Six yachts were broken into in Bequia during the first week of the tourist season (File photo)

KINGSTOWN, St. Vincent – Deputy Director of Grenadines Affairs Herman Belmar is “seriously concerned” about crime against tourists on Bequia as six yachts were broken into during the first week of the tourist season.

“By the end of November, we ain’t got any tourist in Bequia if this is going to continue,” he said Tuesday on WE FM’s “Shake Up”.

Belmar’s call to the programme came directly after Tourism Minister Saboto Caesar telephoned from the United States in response to callers’ concerns about crime against yachters in Bequia.

“I spoke to [Caesar’s Permanent Secretary], I had discussion with the police and we are virtually waiting for his return to the state,” said Belmar, a Bequia resident.

“So we are hoping we can get some of these things resolved very, very soon. The situation is, within the first week of the tourist season starting in Bequia, we have had six boats being raided,” Belmar said.

“Now, if this is going to continue, we’re virtually cutting down the breadfruit tree that is feeding this land,” he added.

“… we are very concerned that these one or two vagrants, … who have these foolish ideas in their head to go out there and try to take away the hard-earned dollar of the tourists, … don’t realise the impact that it is having on the whole economy,” Belmar said.

“The tourism dollar is what pays my salary … and when people go out there and try to take away my bread and butter, I really have to talk about it,” he further stated.

Belmar said the work of the police on the island is becoming “extremely difficult” because residents of St. Vincent travel to Bequia on the evening ferry, commit crimes in the night, then leave the following morning.

“So, the police have to work late in the evening, early at morning to monitor what is going in this place,” he said of cops on the island, one hour’s ferry ride from Kingstown.

Deputy Director of Grenadines Affairs Herman Belmar (File photo)

He said that Bequia residents have found clothes on beaches, suggesting that burglars swim out to yacht at night and then change clothes before going back to St. Vincent the following morning.

He also complained about person harassing tourist to by things the tourists don’t want to buy and persons with criminal record operating water taxis.

Last week, stakeholders on the island, including government officials and the church, met and discussed the crime situation with the police, according to Belmar.

“And we were trying to make efforts to clean up some of these [abnormalities] in the society,” he said, adding that some persons  “are kicking against it”.

“The dollar, at the moment, is what they are looking at,” Belmar said of opponents of the initiatives.

“They are not looking at the long-term future of their children,” he added.

The stakeholders’ meeting suggested that water taxi be licensed and operators wear uniforms.

“So that when people see them, they see something of importance. … Not people going out and smiling you out and want to raid you when you are not there,” he added

Belmar further said that the absence of the Coast Guard on the island contributes to the problem.

He further noted that regional media have reported on the situation, which is also being discussed on social networking websites.

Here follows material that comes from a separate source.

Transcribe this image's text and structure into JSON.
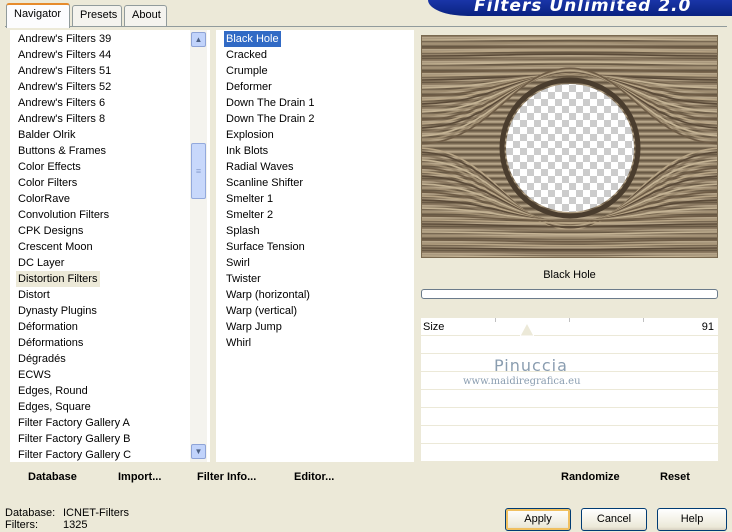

“And when they interface on the social network it makes it worse,” Belmar said as he noted that the yachting sector is one of the biggest contributors to tourism revenue.

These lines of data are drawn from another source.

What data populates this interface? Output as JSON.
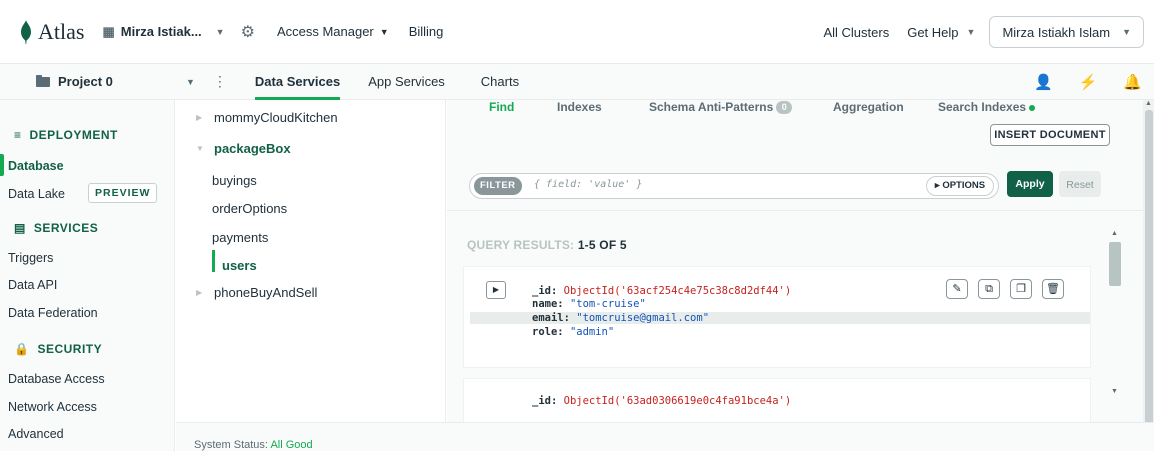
{
  "topbar": {
    "brand": "Atlas",
    "org_name": "Mirza Istiak...",
    "access_manager": "Access Manager",
    "billing": "Billing",
    "all_clusters": "All Clusters",
    "get_help": "Get Help",
    "user_name": "Mirza Istiakh Islam"
  },
  "subbar": {
    "project": "Project 0",
    "tabs": [
      {
        "label": "Data Services",
        "active": true
      },
      {
        "label": "App Services",
        "active": false
      }
    ],
    "charts": "Charts"
  },
  "leftnav": {
    "deployment": "DEPLOYMENT",
    "database": "Database",
    "data_lake": "Data Lake",
    "preview": "PREVIEW",
    "services": "SERVICES",
    "triggers": "Triggers",
    "data_api": "Data API",
    "data_federation": "Data Federation",
    "security": "SECURITY",
    "database_access": "Database Access",
    "network_access": "Network Access",
    "advanced": "Advanced"
  },
  "collections": {
    "db1": "mommyCloudKitchen",
    "db2": "packageBox",
    "items": [
      "buyings",
      "orderOptions",
      "payments",
      "users"
    ],
    "db3": "phoneBuyAndSell"
  },
  "main": {
    "tabs": [
      "Find",
      "Indexes",
      "Schema Anti-Patterns",
      "Aggregation",
      "Search Indexes"
    ],
    "anti_pattern_count": "0",
    "insert_document": "INSERT DOCUMENT",
    "filter_tag": "FILTER",
    "filter_placeholder": "{ field: 'value' }",
    "options": "▸ OPTIONS",
    "apply": "Apply",
    "reset": "Reset",
    "query_results_label": "QUERY RESULTS:",
    "query_results_count": "1-5 OF 5",
    "doc1": {
      "id_key": "_id:",
      "id_val": "ObjectId('63acf254c4e75c38c8d2df44')",
      "name_key": "name:",
      "name_val": "\"tom-cruise\"",
      "email_key": "email:",
      "email_val": "\"tomcruise@gmail.com\"",
      "role_key": "role:",
      "role_val": "\"admin\""
    },
    "doc2": {
      "id_key": "_id:",
      "id_val": "ObjectId('63ad0306619e0c4fa91bce4a')"
    }
  },
  "footer": {
    "status_label": "System Status:",
    "status_value": "All Good"
  },
  "colors": {
    "brand_green": "#13aa52",
    "dark_green": "#116149"
  }
}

“And when you cut down the yachting tourism, what are you telling the nation, hold up your hands and die?

“We are soon going to have to implement austerity measure and nobody want to see that happen in this country,” he said.

“When civil servants start to get laid off it’s because we don’t have money to pay them and when you kill the tourism dollar we don’t have money to pay them either. So this is straight dollars and cents issue that we have to face,” Belmar added.

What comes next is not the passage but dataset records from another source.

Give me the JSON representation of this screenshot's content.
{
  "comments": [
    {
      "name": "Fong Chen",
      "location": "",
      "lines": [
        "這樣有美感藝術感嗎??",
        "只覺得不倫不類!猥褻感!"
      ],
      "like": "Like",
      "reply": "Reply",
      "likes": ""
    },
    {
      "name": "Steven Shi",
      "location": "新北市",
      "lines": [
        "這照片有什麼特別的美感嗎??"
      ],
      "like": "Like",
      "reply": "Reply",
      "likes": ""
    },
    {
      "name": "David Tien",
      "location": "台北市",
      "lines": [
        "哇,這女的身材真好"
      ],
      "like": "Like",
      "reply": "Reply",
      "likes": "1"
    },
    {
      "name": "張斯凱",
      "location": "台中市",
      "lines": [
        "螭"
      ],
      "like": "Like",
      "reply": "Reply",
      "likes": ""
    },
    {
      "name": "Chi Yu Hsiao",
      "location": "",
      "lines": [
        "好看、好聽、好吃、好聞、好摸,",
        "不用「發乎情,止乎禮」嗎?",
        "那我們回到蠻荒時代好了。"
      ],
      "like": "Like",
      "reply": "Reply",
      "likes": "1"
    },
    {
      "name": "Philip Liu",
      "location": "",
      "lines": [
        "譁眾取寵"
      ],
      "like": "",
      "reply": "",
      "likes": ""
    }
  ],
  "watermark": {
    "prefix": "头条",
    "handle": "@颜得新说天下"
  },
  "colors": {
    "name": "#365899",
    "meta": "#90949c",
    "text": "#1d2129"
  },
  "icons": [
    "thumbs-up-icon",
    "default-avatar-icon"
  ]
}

He said while the criminals  “only see the pickings in the Grenadines is ripe” there is long-term impact on the whole economy of the entire country.

“I am getting very worried about this type of thing and I think we as a nation have to condemn it and when we catch these individuals, I hope that the magistrates and the judges will really deal with them severely …

“We have to do something viciously and deal with them viciously so that they leave us to survive as a country,” Belmar said.